August 12, 2005


  • August 7, 2005

    When a Heart Device Short-Circuits

    Defibrillators that shock a chaotically beating heart back to normal and pacemakers that regulate a heart’s rhythm have saved or improved the lives of hundreds of thousands of people. But every so often one of these implanted devices fails to work when it is desperately needed. The story of how the Guidant Corporation, the nation’s second-biggest maker of cardiac devices, handled a flawed defibrillator provides a troubling glimpse into the murky world of medical device regulation.

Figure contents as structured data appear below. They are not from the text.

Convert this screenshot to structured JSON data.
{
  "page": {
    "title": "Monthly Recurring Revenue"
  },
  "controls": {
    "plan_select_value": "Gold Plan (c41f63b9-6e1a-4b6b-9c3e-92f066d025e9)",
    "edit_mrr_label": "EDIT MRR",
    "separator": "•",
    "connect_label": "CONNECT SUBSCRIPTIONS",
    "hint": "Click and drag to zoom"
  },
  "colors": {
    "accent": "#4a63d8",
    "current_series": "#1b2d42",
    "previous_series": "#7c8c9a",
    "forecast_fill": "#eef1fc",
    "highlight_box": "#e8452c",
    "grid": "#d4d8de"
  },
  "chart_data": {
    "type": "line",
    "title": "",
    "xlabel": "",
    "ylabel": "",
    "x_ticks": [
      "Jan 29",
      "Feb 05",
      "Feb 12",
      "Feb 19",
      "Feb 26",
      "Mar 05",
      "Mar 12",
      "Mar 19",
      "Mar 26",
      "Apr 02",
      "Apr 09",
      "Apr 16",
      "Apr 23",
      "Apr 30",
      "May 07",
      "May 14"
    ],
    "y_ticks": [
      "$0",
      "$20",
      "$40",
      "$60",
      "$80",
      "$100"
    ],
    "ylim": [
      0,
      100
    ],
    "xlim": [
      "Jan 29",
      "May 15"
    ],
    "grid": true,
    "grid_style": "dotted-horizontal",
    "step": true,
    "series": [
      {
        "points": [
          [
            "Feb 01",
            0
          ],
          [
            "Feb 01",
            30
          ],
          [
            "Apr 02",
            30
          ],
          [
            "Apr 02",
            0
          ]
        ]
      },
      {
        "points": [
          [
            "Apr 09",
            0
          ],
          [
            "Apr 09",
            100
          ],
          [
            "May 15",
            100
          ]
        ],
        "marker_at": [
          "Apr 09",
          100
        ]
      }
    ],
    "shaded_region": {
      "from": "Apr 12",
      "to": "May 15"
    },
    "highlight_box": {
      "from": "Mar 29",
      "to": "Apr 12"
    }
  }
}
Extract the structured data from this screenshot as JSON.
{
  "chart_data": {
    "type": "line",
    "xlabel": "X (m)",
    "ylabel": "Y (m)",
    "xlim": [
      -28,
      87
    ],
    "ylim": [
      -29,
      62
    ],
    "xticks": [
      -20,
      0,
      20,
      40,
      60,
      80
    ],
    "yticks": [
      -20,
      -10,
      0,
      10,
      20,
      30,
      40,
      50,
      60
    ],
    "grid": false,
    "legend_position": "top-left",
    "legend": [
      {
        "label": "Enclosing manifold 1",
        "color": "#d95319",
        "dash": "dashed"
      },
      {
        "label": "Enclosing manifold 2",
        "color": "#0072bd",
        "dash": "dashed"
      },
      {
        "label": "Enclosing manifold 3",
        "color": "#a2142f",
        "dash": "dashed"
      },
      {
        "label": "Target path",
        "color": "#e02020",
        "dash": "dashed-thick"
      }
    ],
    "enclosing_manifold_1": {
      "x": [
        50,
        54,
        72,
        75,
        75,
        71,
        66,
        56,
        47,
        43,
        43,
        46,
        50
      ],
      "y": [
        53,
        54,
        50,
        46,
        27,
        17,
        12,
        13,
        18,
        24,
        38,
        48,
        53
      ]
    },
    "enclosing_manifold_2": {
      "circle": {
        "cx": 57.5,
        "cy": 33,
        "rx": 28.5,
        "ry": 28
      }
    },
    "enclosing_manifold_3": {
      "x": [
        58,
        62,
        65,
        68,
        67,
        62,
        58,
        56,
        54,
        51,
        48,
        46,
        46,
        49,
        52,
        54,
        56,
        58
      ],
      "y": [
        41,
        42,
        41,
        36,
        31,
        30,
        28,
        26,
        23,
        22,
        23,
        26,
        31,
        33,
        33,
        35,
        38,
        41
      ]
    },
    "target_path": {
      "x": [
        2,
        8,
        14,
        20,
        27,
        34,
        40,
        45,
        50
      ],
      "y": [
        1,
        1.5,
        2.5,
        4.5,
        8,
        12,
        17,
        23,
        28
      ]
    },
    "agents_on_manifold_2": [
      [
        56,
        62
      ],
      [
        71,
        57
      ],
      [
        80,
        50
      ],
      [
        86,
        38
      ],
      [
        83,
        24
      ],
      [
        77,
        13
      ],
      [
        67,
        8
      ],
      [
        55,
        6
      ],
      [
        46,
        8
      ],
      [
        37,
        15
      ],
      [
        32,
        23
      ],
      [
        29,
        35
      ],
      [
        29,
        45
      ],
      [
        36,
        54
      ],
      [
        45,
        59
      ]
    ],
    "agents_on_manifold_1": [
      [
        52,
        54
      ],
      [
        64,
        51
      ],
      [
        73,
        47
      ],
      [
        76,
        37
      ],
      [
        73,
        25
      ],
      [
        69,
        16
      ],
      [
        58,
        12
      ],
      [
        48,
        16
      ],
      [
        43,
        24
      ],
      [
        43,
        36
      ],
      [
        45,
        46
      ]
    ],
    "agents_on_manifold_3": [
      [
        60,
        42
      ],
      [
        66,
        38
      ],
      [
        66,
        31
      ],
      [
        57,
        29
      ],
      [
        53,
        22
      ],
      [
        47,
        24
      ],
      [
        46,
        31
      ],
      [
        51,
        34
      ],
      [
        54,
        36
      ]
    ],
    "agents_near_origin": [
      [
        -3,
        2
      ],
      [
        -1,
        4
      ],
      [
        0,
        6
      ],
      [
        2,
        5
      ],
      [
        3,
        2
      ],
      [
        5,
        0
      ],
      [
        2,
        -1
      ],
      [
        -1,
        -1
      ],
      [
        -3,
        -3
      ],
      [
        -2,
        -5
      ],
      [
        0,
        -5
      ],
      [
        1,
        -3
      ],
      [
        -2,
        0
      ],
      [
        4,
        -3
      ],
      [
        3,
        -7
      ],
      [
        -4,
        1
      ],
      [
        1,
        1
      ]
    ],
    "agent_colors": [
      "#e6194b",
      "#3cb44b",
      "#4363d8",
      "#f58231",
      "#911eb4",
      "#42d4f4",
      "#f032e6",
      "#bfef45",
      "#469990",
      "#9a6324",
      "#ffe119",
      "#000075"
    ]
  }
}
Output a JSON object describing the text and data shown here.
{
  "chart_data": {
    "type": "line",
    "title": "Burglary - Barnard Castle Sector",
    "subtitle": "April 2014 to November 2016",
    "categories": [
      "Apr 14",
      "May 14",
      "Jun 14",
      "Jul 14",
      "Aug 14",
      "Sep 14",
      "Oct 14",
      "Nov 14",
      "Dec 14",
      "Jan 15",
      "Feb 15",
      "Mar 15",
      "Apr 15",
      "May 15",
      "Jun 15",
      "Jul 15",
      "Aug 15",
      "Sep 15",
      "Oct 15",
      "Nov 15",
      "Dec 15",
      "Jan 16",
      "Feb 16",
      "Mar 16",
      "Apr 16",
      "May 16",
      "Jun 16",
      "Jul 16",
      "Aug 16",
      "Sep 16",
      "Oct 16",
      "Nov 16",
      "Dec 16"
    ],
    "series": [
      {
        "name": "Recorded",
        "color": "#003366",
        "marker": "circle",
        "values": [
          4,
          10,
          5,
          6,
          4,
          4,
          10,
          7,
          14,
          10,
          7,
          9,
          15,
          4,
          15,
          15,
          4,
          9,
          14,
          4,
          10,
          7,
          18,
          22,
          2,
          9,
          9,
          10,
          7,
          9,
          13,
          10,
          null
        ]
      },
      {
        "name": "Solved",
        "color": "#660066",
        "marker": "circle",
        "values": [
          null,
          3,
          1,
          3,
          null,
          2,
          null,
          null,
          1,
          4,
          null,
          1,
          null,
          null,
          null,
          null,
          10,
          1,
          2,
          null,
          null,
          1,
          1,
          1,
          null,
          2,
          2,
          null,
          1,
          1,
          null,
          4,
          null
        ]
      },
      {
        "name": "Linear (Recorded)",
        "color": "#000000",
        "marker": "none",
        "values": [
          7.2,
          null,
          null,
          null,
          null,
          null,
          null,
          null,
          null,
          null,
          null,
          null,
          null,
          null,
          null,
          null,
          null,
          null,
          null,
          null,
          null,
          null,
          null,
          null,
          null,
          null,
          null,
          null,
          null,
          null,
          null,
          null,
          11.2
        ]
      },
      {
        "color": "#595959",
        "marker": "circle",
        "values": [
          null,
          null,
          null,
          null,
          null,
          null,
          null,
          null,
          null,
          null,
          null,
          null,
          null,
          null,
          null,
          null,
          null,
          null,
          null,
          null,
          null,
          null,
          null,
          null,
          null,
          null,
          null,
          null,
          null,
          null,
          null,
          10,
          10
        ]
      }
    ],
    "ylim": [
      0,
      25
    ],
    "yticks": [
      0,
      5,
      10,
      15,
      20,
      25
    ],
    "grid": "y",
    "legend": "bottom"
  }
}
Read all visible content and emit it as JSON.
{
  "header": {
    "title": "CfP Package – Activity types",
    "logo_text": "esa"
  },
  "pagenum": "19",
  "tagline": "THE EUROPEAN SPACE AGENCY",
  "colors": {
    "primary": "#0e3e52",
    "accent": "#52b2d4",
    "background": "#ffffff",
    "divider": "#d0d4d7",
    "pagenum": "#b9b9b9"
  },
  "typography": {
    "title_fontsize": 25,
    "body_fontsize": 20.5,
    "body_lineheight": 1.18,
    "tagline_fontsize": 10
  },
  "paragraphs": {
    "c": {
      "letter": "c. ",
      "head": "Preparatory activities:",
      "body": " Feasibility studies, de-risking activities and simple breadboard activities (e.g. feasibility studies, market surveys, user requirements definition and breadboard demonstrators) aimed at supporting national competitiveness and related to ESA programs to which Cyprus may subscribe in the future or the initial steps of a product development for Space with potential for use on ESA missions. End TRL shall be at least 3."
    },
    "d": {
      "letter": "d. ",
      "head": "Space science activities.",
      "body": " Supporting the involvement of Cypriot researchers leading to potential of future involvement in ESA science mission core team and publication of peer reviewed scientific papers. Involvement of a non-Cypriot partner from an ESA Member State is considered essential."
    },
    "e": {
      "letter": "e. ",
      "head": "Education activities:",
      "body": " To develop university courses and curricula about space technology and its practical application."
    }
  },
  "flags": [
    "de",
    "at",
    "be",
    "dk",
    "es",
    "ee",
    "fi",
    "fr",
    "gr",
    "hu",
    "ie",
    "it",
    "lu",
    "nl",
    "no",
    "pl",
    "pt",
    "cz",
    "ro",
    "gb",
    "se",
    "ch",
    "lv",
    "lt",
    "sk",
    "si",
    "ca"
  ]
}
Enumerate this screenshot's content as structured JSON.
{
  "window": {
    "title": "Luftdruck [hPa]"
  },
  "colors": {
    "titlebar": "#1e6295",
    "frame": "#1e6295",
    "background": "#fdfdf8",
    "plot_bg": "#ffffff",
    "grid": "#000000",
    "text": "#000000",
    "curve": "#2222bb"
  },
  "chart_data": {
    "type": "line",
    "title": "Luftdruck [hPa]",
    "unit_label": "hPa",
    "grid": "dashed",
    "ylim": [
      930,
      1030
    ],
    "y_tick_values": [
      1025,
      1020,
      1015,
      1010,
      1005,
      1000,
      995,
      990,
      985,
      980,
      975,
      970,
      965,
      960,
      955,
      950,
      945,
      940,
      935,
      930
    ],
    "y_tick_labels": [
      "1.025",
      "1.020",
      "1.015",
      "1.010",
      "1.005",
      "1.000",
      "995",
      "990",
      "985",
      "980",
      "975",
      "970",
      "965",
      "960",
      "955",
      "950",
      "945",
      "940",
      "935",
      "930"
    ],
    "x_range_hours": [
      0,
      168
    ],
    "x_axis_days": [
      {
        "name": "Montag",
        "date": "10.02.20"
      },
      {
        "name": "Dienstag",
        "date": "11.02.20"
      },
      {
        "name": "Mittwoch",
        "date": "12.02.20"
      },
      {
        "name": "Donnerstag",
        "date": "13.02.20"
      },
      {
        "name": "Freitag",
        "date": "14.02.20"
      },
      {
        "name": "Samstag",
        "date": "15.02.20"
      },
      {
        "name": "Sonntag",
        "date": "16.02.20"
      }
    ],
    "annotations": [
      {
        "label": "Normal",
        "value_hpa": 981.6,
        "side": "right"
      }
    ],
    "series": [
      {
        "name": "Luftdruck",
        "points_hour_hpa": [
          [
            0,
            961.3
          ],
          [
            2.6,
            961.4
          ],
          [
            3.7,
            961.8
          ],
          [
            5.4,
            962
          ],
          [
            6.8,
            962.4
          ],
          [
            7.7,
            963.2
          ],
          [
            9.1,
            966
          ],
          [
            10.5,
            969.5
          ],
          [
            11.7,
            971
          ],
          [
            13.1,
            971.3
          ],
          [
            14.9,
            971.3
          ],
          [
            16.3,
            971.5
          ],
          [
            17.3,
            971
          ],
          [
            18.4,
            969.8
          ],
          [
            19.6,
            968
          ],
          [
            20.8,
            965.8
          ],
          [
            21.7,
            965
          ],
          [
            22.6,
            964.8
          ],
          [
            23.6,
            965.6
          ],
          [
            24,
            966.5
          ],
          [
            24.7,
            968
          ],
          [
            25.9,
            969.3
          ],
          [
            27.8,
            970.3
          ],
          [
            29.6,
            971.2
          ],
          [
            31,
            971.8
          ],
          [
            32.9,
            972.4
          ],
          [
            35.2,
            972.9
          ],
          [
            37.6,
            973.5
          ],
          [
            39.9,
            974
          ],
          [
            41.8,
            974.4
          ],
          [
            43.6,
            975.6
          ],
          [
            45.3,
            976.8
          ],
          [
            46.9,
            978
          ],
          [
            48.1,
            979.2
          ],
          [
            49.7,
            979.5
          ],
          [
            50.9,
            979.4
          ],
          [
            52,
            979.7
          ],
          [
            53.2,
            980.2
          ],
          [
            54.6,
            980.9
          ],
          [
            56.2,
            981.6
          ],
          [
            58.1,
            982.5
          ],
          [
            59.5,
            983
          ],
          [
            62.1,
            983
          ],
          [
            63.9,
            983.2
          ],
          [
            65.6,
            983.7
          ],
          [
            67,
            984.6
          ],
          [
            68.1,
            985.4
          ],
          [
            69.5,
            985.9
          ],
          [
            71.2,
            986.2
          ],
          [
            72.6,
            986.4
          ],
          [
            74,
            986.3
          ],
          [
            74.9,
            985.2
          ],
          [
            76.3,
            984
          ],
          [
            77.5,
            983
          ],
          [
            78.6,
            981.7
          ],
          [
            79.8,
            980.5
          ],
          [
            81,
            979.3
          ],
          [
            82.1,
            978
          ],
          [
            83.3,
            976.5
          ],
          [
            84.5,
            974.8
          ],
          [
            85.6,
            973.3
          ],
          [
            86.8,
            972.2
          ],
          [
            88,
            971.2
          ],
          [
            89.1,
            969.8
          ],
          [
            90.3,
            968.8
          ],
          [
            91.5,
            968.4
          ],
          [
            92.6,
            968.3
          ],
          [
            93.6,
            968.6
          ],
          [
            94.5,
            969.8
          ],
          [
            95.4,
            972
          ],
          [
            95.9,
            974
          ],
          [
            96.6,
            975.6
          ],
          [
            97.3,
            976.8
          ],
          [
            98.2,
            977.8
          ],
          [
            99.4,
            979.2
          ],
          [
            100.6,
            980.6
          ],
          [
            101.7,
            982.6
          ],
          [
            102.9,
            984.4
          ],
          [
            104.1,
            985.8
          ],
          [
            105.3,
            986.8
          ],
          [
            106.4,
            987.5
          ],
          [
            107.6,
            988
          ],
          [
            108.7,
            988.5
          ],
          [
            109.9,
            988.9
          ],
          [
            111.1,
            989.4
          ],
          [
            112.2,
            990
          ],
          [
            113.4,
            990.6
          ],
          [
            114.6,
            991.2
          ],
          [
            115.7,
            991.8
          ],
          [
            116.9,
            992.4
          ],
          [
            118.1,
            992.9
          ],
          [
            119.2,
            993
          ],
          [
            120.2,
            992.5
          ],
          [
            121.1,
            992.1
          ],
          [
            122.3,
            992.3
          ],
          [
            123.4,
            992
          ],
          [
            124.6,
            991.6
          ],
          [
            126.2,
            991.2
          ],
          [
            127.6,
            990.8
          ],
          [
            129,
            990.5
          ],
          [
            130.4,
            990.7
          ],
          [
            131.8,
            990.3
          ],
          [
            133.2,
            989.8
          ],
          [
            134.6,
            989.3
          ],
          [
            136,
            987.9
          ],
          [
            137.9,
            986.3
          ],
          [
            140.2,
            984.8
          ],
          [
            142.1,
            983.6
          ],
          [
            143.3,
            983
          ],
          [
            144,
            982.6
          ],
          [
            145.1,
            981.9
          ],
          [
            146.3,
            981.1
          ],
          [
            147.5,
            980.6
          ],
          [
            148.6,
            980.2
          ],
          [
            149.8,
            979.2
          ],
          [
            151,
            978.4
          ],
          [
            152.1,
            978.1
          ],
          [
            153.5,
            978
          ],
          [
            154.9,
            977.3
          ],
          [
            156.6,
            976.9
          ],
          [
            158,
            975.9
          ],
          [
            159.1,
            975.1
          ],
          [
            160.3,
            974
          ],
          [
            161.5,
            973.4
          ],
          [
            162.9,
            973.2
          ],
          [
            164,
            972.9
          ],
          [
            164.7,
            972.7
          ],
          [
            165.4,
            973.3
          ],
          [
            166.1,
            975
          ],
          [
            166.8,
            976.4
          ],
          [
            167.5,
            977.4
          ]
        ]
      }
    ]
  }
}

    The problems came to light after a college student with a genetic heart disease died in March while he was mountain biking in Utah. When Guidant analyzed the device, it found that the unit had short-circuited. Worse yet, the same model had short-circuited earlier in more than two dozen other patients. Yet when the dead student’s doctors asked Guidant officials how they planned to get the word out, the officials said they saw no reason to. It was only when The Times was about to publish an article by Barry Meier exposing the problem in late May that the company issued an alert. The article revealed that Guidant had known about the flaw for three years but told neither doctors nor patients.

    The company’s justification for its reticence won’t wash. Guidant said it corrected the flaw in 2002 but saw no need to inform doctors because the devices made before then were highly reliable and the surgical risk of taking them out might outweigh the very low risk of failure. Incredibly, the company kept selling the potentially flawed devices from inventory for months after it began making improved versions. To this day it maintains that all the devices are highly reliable, but surely there are few doctors who would want to implant a device with a flaw that had been corrected in more recent units. By failing to disclose the flaw publicly, the company pre-empted a decision – whether to remove the flawed devices surgically – that should be made by doctors and patients.

    With the company facing heightened scrutiny from regulators and a steady drumbeat of articles by Mr. Meier, Guidant has issued alerts or recalls on 20 models of defibrillators and pacemakers, comprising tens of thousands of devices in all. For the future, the company, the Food and Drug Administration, a heart rhythm medical society and the chairman of a Senate committee are all pondering ways to increase the flow of information on flaws in medical devices. It will be equally important to improve the monitoring of these devices after implantation. Their generally reliable performance must not obscure the fact that when they fail, the results can be catastrophic.